At risk of appearing empathetic, the dilemma here is genuine.  The vast majority of Republicans I know, professionally and personally, work in the national security sector, and they were overwhelmingly NeverTrumpers. The content of this NeverTrumpery varied along a scale from “won’t endorse Trump or talk about the election,” to “will vigorously endorse Hillary and try to convince others to do the same,” but the foundation was the same; a belief that Donald Trump represented a serious threat to how they conceived of American national security.

But now Donald Trump will be President, and folks across this spectrum may (in the short or long term) be faced with a choice of whether or not to work in the administration.  Reconsidering opposition to Trump is partially about careerism, but only partially; it’s not at all unreasonable for these folks to conclude that Trump’s foreign policy will likely be much worse if foreign policy experts refuse to join his government.
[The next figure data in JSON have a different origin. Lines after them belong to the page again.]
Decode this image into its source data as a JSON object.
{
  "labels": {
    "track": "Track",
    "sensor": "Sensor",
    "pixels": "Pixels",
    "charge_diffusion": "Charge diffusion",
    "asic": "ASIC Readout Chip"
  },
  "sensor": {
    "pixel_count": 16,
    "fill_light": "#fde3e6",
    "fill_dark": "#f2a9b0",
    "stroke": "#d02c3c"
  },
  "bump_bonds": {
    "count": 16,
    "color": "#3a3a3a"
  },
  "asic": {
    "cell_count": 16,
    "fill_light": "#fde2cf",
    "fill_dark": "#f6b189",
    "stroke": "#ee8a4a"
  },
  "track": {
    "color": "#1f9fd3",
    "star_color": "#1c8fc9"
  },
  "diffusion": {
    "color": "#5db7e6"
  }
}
But it is a quandary of representation; rather to work to try to mitigate a disastrous administration, or to simply wash hands and wait.  It’s even more complicated for this particular group, because while Democratic foreign policy apparatchiks can hope that Dems will eventually win another election, NeverTrumpers have only the Devil and the Slightly Less Problematic Devil.

From an outsider perspective (which is where we’re all sitting right now, folks), the situation is also problematic, although since we don’t have much agency there’s less of a quandary.  On the one hand, we have a Presidential administration that’s promising to ineptly do a lot of terrible stuff.  On the other, we have the potential that it might do stuff that’s arguably even more terrible, just somewhat more competently.  I don’t know that I can fully join Dan…

 


… because while it’s too flip to say “competent neocons got us into this damn mess,” it’s also not entirely wrong to note that “competent” neocons got us into this mess. My strong first preference is for the Trump administration to staff America’s foreign policy organs with competent professionals who don’t hold egregiously destructive substantive views on foreign policy. I’m not quite sure whether my next ordinally ranked preference is “competent professional with egregious views” or “incompetent amateurs with slightly different egregious views.” The former can, as we have seen, do extensive damage. The latter can also do extensive damage, perhaps even more than the former.